Wednesday, September 2, 2009

Singular Questions

Do you ever look around at the couples you know or people you meet and wonder how they are married when you are still single?

These tend to be the people we compare ourselves to. They may be people we grew up with, went to college with or even those we work with. Often they are close to us in age but because they are married and/or have kids, they seem to live on a distant planet.


This rarely happens to me personally because I'm aware of all 101 reasons why I'm single. Most days, I'm very glad about my single life. So much so that a friend suggested my next book should be title "Marriage, divorce and why I stay single." I'm contemplating the idea.

Recently though I've heard comments from friends, people I've met and even random women shopping in Target.

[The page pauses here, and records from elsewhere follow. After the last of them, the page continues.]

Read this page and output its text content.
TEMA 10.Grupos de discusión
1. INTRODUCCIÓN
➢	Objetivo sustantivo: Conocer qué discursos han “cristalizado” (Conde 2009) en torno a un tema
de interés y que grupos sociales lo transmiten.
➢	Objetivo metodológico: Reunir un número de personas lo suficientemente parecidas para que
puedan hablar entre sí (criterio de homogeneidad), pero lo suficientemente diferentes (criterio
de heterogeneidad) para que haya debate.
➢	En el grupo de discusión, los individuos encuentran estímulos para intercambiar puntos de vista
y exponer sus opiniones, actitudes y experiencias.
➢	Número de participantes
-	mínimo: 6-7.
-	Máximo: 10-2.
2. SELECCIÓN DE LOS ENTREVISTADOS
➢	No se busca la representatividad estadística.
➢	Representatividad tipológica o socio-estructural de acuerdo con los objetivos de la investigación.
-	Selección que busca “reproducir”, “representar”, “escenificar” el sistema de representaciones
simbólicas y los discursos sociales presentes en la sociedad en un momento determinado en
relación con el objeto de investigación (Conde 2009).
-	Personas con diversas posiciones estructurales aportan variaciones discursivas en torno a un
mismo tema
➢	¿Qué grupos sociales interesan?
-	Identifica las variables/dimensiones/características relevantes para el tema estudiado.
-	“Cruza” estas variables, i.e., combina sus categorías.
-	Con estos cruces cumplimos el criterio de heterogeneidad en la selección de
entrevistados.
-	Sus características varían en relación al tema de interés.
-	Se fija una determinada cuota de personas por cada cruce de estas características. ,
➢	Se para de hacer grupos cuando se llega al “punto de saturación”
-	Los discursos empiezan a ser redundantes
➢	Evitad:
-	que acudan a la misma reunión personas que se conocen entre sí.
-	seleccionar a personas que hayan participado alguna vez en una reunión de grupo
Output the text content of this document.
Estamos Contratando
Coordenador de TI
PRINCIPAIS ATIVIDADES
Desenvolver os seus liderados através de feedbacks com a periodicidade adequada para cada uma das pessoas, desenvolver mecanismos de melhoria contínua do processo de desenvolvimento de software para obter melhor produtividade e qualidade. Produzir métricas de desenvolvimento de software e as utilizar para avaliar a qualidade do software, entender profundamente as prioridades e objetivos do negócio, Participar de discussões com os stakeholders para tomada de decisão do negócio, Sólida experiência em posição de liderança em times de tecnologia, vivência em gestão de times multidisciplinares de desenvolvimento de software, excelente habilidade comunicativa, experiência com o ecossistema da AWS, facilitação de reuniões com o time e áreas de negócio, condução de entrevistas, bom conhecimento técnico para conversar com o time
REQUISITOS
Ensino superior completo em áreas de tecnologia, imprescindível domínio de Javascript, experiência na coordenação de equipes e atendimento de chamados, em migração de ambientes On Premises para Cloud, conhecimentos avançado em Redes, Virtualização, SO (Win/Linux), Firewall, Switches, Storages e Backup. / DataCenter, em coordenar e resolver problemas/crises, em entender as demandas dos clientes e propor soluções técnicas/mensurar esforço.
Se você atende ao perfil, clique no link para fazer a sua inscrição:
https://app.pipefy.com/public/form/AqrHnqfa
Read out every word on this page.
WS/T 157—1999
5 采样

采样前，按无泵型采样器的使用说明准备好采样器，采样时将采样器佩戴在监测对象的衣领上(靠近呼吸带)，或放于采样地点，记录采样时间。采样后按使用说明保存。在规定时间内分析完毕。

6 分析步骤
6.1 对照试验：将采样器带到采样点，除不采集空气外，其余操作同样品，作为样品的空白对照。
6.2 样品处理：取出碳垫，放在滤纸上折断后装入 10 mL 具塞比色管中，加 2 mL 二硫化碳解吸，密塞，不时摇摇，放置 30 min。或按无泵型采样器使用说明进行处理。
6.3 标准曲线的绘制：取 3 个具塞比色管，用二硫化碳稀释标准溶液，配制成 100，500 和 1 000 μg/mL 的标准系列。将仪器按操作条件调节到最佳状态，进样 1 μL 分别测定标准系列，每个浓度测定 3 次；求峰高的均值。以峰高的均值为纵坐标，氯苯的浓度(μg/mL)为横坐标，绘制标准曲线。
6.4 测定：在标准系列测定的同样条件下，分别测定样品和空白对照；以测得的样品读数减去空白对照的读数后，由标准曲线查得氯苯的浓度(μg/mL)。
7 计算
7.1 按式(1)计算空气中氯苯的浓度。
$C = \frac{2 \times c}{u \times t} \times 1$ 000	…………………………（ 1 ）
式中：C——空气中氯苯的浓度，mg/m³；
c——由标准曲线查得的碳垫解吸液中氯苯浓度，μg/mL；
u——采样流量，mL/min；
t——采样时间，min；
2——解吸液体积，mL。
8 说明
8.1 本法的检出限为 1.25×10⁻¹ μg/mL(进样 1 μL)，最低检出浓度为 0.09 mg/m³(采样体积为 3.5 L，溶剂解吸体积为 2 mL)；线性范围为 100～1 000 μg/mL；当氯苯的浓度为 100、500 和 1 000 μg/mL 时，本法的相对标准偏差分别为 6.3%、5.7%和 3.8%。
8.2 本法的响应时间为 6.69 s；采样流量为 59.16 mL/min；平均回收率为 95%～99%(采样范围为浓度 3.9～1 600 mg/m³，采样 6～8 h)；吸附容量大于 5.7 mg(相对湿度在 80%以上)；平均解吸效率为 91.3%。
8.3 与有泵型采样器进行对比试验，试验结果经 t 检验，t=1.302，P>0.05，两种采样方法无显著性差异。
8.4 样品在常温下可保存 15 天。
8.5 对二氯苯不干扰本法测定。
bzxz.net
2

The comments I overhear are the most telling (even catty) and go something like this:

"How can she be married?"
"Who would marry him?"
"We dated in college and I knew he'd never settle down and now they've got a baby on the way."

What's barely visible underneath all this is the comment that should be heard.

"Why them and not me?"

I'm not suggesting we are a culture of selfish people but the closer we get to 30, the more often I hear these comments. 30 seems to be the age we start to wonder if we'll ever have the life we dreamed of when we were playing Barbies in elementary school.

If you've noticed your own comments edging toward catty lately it might be time to ask yourself a few simple questions.

Do you want to be married?
Don't go with your first instinct on this without true consideration. Many women find they expect to be married because it is culturally expected, not because it's really what they want.

What's stopping you from finding wedded bliss?
There are no good men out there is not a real answer here. Half the marriages I know were a matter of timing more than perfection or finding a soul mate.

Have you turned down a real opportunity?
This last question is often the most important. You might realize that YOU are what's keeping you from partnering up. You might have unrealistic requirements, unvoiced commitment fears or even just not be ready to tie the knot.

Spend a little time getting in touch with your answers and you might find there's no need for catty comments or comparisons.